For decades now, I've heard about the problems that emerge when you replace physical chunky buttons with touchscreens, or membrane-switches. The touchscreens are far more flexible, and membrane switches are cheaper, but they're finickity.

This causes all manner of problems when it comes to crisis situations. Way back in the early 00s, I spoke to some NYC firefighters who hated the interface on a new model of walkie-talkie radio they'd been issued. The old one had a very small number of buttons — three or four, as I recall — that were big and easy-to-locate with your finger, even while wearing thick gloves with zero visibility (a situation a firefighter might easily encounter). The new radios had smaller, fiddlier electronic switches — I can't remember the precise design details (this was almost 20 years ago), but I think they were a much larger range of membrane-like switches. Anyway, the firefighters loathed the new upgrade. The radios had many more kewl features, but these were of no use if you couldn't readily activate them with hands encased in thick gloves, while running around in a crisis.

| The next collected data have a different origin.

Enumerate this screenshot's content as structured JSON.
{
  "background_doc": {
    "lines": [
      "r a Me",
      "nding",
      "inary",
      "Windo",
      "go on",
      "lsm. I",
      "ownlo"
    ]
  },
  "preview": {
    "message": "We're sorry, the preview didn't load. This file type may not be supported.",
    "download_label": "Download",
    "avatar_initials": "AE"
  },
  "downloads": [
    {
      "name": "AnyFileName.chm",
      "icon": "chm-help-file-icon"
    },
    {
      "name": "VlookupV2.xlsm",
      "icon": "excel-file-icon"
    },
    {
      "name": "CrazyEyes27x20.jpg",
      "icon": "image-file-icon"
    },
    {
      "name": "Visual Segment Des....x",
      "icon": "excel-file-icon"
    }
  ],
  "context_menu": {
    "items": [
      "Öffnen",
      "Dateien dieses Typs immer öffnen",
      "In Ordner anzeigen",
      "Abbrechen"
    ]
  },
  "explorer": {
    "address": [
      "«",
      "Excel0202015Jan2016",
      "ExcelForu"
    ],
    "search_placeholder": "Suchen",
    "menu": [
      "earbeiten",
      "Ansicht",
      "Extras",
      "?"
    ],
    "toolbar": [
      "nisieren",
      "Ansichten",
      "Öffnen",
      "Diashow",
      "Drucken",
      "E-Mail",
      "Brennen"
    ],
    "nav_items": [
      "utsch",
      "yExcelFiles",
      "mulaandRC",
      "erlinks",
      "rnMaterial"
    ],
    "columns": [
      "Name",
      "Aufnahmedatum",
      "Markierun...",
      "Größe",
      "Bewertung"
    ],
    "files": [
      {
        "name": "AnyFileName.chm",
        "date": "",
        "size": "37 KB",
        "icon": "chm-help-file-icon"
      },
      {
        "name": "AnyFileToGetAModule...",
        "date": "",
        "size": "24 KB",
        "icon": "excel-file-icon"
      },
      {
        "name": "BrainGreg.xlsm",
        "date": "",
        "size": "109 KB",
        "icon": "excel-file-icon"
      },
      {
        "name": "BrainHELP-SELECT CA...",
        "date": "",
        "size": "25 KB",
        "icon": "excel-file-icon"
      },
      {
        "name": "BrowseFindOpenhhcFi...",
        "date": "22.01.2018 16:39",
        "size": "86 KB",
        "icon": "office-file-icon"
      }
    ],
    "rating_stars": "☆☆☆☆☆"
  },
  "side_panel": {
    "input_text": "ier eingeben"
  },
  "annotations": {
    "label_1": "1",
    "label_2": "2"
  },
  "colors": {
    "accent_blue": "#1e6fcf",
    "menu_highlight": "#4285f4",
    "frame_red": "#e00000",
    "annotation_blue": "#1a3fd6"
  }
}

The ergonomic morass of our touchscreenified world is pretty much everywhere, if you look at it. I'm writing this blog post on a 2017 Macbook Pro, which — in Apple's quest to go as slim as possible — famously included a "butterfly" un-keyboard, upon which the owner un-types. It's not a touchscreen, but Apple strains towards that flatland dimension; there's so little transit on the keys that my typing speed, historically up around 80 WPM, plunges to around 50 WPM. And Apple replaced the top row of keys with a touchscreen "touchbar", which pleased almost no-one.

I'll be interested to see how march of the touchscreen goes, over the next few years. Apple is scrapping the touchbar this year, reportedly. The pilots are stuck with that F-35 touchscreen for as long as those warbirds are in the air, though.